Buyer Beware
Don’t Expect Consumer-Grade Technology to Meet Your Business-Class Needs
used with permission from the Cisco Small Business Website
The pricing on consumer-grade technology is tempting. But the lower price can end up costing your business dearly, in both productivity and cash.
Ways to Save Time and Money, by Not Going Home
“While you may be saving money now, you’re spending more in the long run,” says Austin Smith, founder of Digital Son, a Cisco Registered Partner. “One of the worst things that a small business could do would be to go to a retail establishment and purchase home gear for their business. Home equipment is just not designed to provide feature sets that businesses need.”
Cisco customers report that products that are designed for doing business are worth the price premium in at least four ways, because they enable them to:
1. Integrate Business Technologies
Combining the technologies that a business uses makes processes more efficient. Work gets done better, and faster.
“Our jobs are far easier now that we have the Cisco integrated system, which connects our reservation system and our CRM [customer relationship management] system,” says the sales account manager at a restaurant-resort business with 37 employees. Previously the company used a variety of consumer-grade products at each of its locations.
“The efficiency in time is enormous compared to the systems we had in the past,” he says. “Time is money, so for a salesperson this is very important.”
Now a single business-class system provides all the company’s locations with voice, data, and video service; integrates its CRM, reservation, point-of-sale, and financial applications; and puts all of the applications’ tools at employees’ fingertips.
The consolidation also delivers savings in telecommunications costs.
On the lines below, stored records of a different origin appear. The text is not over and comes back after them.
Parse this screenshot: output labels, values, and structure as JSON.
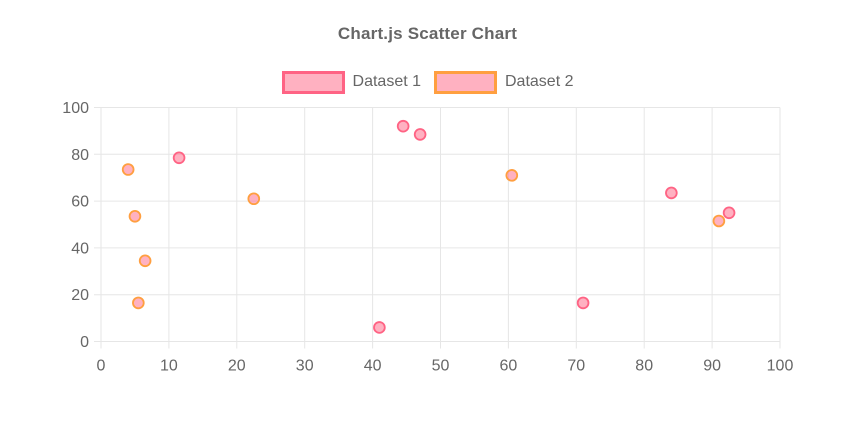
{
  "chart_data": {
    "type": "scatter",
    "title": "Chart.js Scatter Chart",
    "legend_position": "top",
    "grid": true,
    "x_axis": {
      "min": 0,
      "max": 100,
      "tick_step": 10,
      "ticks": [
        0,
        10,
        20,
        30,
        40,
        50,
        60,
        70,
        80,
        90,
        100
      ]
    },
    "y_axis": {
      "min": 0,
      "max": 100,
      "tick_step": 20,
      "ticks": [
        0,
        20,
        40,
        60,
        80,
        100
      ]
    },
    "series": [
      {
        "name": "Dataset 1",
        "border_color": "#FF6384",
        "fill_color": "rgba(255,99,132,0.5)",
        "points": [
          {
            "x": 11.5,
            "y": 78.5
          },
          {
            "x": 41,
            "y": 6
          },
          {
            "x": 44.5,
            "y": 92
          },
          {
            "x": 47,
            "y": 88.5
          },
          {
            "x": 71,
            "y": 16.5
          },
          {
            "x": 84,
            "y": 63.5
          },
          {
            "x": 92.5,
            "y": 55
          }
        ]
      },
      {
        "name": "Dataset 2",
        "border_color": "#FF9F40",
        "fill_color": "rgba(255,99,132,0.5)",
        "points": [
          {
            "x": 4,
            "y": 73.5
          },
          {
            "x": 5,
            "y": 53.5
          },
          {
            "x": 6.5,
            "y": 34.5
          },
          {
            "x": 5.5,
            "y": 16.5
          },
          {
            "x": 22.5,
            "y": 61
          },
          {
            "x": 60.5,
            "y": 71
          },
          {
            "x": 91,
            "y": 51.5
          }
        ]
      }
    ],
    "colors": {
      "grid": "#E6E6E6",
      "tick_text": "#666666",
      "title_text": "#666666"
    }
  }
}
The company now uses its own IP network to make phone calls between locations and securely process credit card transactions.
“All this happened because management wanted a reseller to install a new wireless network at one restaurant,” says the owner of Ask Roger!, a Cisco Premier Certified Partner. “They thought the problem was just their cheap Wi-Fi transmitter. Then they saw the bigger picture: how using a system that integrates powerful technologies and applications—CRM, video, Outlook, whatever they want to use—improves their whole business.”
2. Safeguard Assets
Security is a requirement for doing business, whether transmitting customers’ private information or storing financial data. Business-class products offer stronger and more efficient protection than consumer products, with security features that your reseller or IT specialist can configure to apply multiple layers of security, within and beyond your network firewall.
3. Simplify Management
Advanced business technologies—such as IP phones, web conferencing, and CRM—deliver competitive advantages. But managing the products requires a range of expertise and skills that small businesses rarely have. “Yet a business that asks the multiple vendors of its retail products for help often receives only indifference, bad advice, or finger pointing,” says the Ask Roger! owner.
By choosing a business-class solution from a Cisco partner, the 37-employee business has a single contact for its technology issues. It receives qualified expertise that is proactive and strategically aligned to its business. The partner also provides efficient service—including 24×7 management “through the cloud.”
“I’m really happy,” says the event manager at the business. “Problem resolution is much faster, and most of the time they can fix a problem the moment I call.”
4. Protect Their Investment
When business changes, managers who purchased consumer-grade products tend to regret their frugality. Their investment proves short-lived.
A young company discovered the hard way that it could not add more users or integrate more advanced technology into its low-end system. The company had to replace it.
Business-class solutions tend to be more flexible. The 37-employee business can easily modify its system when it adds a new restaurant, or closes and reopens its seasonal sites. A 10-employee business expanded by using its system to connect a distributed workforce of stay-at-home mothers, and increased revenues without adding staff.